# I Conservation of Angular Momentum and a Spinning Bicycle Wheel

1. Nov 7, 2017

### samirgaliz

A person standing on a stationary friction-less turntable spins a bicycle wheel with the rotation axis of the wheel in the horizontal direction, thus the initial angular momentum is in the horizontal direction (x - axis), say to the right. Now suddenly the person turns the axis of rotation of the wheel by 90 degrees upward (final angular momentum of the wheel is now directed upward along the y- axis).

I understand that the initial angular momentum along the y- axis is zero. Thus we expect the final angular momentum of the system along the y- axis to be zero as well. So the person + platform will spin finally in the opposite direction of the spinning wheel.

But the problem I am having is with the initial x - component of angular momentum. How do we account for a final x- component of angular momentum? If there is no final angular momentum in the x- direction, then this means that angular momentum is not conserved! contradiction! Any help would be appreciated. Thanks.

2. Nov 7, 2017

### Orodruin

Staff Emeritus
There will be external forces acting on the system and so you should not expect angular momentum to be conserved in general.

3. Nov 7, 2017

### samirgaliz

Thanks Orodruin. I did think so but I can not figure out what the external torque is in this case.

4. Nov 7, 2017

### Orodruin

Staff Emeritus
The external torque comes from the axis of the turnable. The only direction it cannot provide a torque in is the y-direction (and hence the angular momentum in the y-direction is conserved).

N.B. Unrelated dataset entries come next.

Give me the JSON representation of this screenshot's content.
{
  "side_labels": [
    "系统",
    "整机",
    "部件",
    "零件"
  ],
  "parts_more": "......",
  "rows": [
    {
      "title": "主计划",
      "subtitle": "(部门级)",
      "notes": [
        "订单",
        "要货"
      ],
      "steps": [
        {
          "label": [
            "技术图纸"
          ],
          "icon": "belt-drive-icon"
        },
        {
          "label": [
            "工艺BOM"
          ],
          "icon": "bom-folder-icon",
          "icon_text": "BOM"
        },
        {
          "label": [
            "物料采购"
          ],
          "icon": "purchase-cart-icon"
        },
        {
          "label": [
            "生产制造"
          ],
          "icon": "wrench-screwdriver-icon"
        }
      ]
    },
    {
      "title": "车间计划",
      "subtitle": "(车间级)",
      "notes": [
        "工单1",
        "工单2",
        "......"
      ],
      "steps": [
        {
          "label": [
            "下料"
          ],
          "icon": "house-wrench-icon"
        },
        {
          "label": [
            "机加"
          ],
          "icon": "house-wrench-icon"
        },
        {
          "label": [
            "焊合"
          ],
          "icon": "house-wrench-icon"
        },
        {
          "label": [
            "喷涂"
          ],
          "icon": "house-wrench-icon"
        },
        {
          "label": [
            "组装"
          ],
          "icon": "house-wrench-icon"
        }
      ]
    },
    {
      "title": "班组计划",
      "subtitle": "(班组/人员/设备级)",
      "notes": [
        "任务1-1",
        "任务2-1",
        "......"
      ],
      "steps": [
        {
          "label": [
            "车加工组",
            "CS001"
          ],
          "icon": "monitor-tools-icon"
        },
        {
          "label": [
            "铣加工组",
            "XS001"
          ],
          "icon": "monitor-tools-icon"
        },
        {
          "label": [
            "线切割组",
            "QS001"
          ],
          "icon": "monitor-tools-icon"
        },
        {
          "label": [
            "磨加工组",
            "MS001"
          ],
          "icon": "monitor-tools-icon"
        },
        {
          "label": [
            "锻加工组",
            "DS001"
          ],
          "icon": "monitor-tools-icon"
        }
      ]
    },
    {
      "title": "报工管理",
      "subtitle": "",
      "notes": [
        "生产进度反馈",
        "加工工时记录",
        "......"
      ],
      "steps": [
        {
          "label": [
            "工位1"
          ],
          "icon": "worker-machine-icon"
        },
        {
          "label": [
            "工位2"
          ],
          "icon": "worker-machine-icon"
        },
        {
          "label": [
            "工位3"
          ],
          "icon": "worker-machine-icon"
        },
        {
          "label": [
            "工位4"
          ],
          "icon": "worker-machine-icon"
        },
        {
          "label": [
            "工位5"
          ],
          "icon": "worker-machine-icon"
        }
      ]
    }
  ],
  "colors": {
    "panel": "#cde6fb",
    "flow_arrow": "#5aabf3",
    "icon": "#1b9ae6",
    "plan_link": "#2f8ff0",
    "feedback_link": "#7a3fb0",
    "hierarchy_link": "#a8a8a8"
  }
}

If instead you fixed the entire system to rotate about a single point instead of an axis, then angular momentum with respect to that point would be conserved and the entire system would start spinning in the x-direction as well.

5. Nov 7, 2017

Thank you.

6. Nov 7, 2017

### samirgaliz

Thank you Orodruin for you response. I am have difficulty visualising how this force is coming from the axis of the turntable. Any clarification would be appreciated.